Первый привал был в деревне, откуда он ехал когда-то в лагерь с завязанными глазами. После привала пошли полем, где солнце не пригревало, как в лесу, потому что дул ледяной неприютный ветер. Полем шли дотемна до самой Голопятовки. Деревушка со старой мельницей лепилась к темной стене леса и была разбросана по два-три домика вдоль извилистой речушки, как бы разорванная на клочки. Такими же клочками были разбросаны по ней остатки отступившего леса, деревья, рощицы, кустарники. Всю ее, Голопятовку, сразу-то и не окинешь взглядом не только вечером, но и днем. Долго петляли по ней, пока не подошли к большому дому под железом, стоявшему также в стороне от всей деревушки.

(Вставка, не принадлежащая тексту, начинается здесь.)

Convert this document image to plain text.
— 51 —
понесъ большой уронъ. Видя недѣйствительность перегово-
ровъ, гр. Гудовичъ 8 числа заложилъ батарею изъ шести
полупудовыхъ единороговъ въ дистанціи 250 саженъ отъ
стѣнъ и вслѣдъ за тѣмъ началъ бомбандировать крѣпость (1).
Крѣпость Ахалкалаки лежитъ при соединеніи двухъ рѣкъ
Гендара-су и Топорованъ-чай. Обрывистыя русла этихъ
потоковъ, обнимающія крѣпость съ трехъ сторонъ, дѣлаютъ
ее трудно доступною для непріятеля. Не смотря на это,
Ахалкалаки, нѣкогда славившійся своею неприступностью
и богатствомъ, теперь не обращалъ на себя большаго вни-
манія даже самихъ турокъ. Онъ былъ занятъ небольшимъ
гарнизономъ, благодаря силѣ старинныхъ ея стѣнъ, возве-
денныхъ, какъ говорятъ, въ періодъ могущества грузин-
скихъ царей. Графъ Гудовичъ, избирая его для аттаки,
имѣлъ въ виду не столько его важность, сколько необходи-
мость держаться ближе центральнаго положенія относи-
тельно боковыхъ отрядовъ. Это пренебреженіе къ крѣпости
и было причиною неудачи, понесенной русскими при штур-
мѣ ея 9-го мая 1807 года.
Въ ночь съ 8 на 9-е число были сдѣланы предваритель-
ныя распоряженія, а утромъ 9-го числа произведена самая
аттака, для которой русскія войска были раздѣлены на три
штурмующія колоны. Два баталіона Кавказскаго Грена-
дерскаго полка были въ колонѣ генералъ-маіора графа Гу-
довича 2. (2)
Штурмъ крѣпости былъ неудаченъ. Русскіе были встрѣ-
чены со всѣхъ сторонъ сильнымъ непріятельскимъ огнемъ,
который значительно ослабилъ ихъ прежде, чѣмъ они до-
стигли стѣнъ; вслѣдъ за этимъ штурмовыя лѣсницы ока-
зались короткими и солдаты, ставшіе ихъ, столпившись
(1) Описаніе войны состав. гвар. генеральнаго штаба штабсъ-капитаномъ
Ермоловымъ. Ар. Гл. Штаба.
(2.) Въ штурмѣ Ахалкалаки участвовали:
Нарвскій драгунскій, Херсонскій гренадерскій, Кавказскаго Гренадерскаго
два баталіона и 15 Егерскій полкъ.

Тут, в бывшей школе, жил взвод Головко, тут будет жить и взвод Аре-фня.

В двух классах, в бывшей квартире директора, кто где, усталые люди повалились спать, благо что во всех помещениях на полу было настелено сено. Славка лег, не раздеваясь, в углу, рядом с Витей Кузьмичевым.

Утром в школу пришли местные партизаны, которые жили по квартирам. Были тут и дебринские. Встретил Славка дядю Петю. Веселый, такой же усатый и красивый.

— А мои все тут, живые и здоровые,— обрадовался дядя Петя.

— Что Дебринка? — спросил Славка, никак он не мог настроиться на веселый дяди Петин лад.

— Дебринка сгорела. Какие в погребах живут, а больше по деревням разбрелись, в Голопятовке, в Крестах, в Двориках, кто где. Ну, чего мы стоим, пойдем к нам, позавтракаем. Корова наша живая осталась, картошку привезли, кое-что другое осталось, так что не помираем, живем.